A linguistic analysis of twelve years worth of news releases by 6764 US chief executives just published by myself and two University of Queensland colleagues in the Journal of Banking and Finance suggests they are using this discretion strategically.
Not clearly illegal (how can oversharing be illegal?) their behaviour can have the same effect as talking down their share price while buying, something that is clearly illegal.
Spreads matter, as well as signs
Earlier analyses of insider trading have looked at only the “sign” of the information released to the share market. On balance was the tone of one month’s news releases positive or negative?
We have looked at the “spread”, the range from positive to negative as well as the net result.

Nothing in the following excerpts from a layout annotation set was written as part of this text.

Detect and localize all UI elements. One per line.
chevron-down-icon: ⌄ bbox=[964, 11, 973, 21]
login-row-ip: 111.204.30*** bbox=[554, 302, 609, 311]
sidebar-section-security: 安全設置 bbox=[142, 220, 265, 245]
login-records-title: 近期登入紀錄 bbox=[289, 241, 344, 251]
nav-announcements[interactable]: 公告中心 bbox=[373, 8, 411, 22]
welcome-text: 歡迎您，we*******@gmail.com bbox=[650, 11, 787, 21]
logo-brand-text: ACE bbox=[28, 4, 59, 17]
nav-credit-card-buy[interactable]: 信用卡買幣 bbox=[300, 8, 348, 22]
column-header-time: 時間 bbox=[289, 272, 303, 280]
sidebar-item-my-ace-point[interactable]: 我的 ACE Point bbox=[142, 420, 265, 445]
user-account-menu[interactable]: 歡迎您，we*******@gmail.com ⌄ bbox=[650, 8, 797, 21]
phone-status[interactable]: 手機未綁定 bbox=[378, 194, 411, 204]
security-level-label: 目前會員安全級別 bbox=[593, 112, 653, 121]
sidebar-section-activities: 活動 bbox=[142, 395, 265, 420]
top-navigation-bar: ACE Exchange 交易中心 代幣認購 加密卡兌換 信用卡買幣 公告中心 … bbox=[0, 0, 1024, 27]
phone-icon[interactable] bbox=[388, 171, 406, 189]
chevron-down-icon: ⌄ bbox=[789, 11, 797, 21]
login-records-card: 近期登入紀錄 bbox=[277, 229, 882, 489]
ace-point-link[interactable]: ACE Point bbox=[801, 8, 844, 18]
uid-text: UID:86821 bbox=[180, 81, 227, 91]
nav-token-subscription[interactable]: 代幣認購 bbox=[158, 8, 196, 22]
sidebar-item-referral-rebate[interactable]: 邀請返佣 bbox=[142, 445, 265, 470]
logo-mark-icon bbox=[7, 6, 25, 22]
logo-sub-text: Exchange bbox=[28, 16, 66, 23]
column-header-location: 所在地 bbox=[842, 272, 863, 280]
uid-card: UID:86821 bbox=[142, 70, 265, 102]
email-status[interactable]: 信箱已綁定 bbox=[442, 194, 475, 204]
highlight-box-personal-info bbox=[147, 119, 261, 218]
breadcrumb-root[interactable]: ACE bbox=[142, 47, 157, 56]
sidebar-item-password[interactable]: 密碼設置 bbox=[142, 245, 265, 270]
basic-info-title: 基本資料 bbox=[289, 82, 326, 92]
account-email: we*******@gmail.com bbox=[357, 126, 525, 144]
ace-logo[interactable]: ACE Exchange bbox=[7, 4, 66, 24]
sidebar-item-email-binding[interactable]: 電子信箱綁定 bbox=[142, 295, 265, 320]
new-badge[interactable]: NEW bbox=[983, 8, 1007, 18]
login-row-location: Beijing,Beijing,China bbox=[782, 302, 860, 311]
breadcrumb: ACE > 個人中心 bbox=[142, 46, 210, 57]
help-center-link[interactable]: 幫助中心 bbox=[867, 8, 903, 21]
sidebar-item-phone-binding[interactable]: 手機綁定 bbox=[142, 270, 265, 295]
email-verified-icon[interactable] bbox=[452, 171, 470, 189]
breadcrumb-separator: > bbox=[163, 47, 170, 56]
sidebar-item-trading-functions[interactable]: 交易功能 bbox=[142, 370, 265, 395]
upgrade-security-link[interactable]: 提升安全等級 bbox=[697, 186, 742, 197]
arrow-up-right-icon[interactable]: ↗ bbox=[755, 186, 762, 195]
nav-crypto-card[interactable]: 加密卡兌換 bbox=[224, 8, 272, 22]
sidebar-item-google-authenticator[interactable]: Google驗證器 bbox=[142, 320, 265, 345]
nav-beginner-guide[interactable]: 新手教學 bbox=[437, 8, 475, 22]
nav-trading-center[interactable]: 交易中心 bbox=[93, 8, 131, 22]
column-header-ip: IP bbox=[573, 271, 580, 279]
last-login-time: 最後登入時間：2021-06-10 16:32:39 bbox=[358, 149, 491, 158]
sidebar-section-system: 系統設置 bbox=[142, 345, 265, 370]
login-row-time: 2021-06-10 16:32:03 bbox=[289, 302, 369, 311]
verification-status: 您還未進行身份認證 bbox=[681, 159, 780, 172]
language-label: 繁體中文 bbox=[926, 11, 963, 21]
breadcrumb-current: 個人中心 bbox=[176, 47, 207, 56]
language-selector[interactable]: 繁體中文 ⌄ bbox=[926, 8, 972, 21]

It doesn’t make sense to treat as identical a month’s worth of releases which are all neutral tone in tone (sending no message) and a month’s worth of releases of which half are strongly positive and half are strongly negative (stoking uncertainty).
Our sample of discretionary (non-required) news releases is drawn from those lodged with Thomson Reuters News Analytics between January 2003 to December 2015. It includes firms listed on the New York Stock Exchange, the AMEX American Stock Exchange and the NASDAQ technology-heavy exchange.

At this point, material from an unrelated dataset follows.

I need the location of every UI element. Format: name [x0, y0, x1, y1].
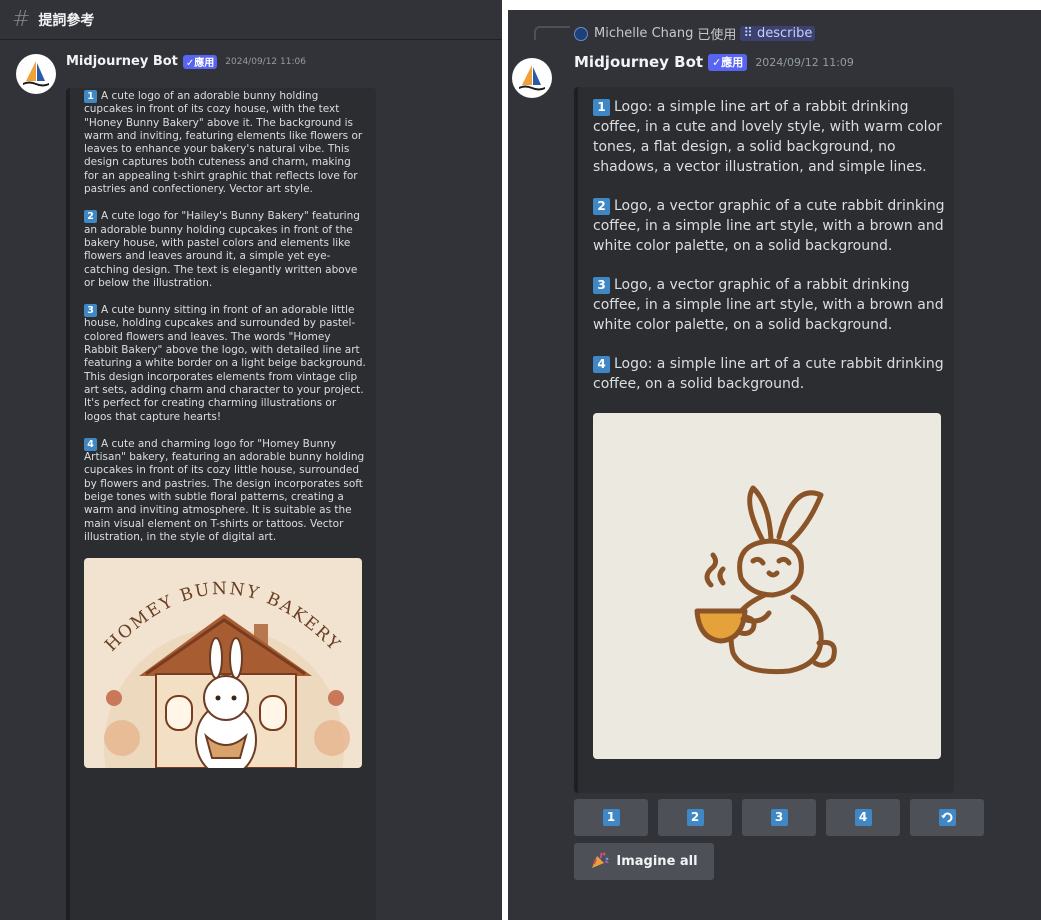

The archive scores the tone of each release as positive, negative or neutral.
We used the Thomson Reuters Insiders Filing Database to obtain information on chief executive buying, limiting our inquiries to significant purchases of at least 100 shares.
About 70% of the chief executives proved to be opportunistic traders in the sense that they bought with no particular pattern, rather than at the same time every year.
We found that news releases by these chief executives increased information uncertainty by 5.8% and 3.6% in the months before they bought and in the month they bought.
In the months following their purchases, the positive to negative spread of their news releases returned to the average for non-purchase months.
The unmistakable conclusion is that their behaviour is strategic.
We obtained similar results when we used other measures of buying and the tone of news releases.
Our results provide no evidence to support the contention that chief executives behave in this strategic way when selling shares. This is consistent with other findings suggesting that the timing of sales is often out of the hands of the sellers.
Previous studies have found only weak links between executive share purchases and the news they release to the market. This might be because those studies have looked for more easily detected (and more clearly problematic) negative news releases.
But that’s an old and (with the advent of linguistic analysis) increasingly risky approach.
Our research suggests that by saying many things at once chief executives can achieve much the same thing.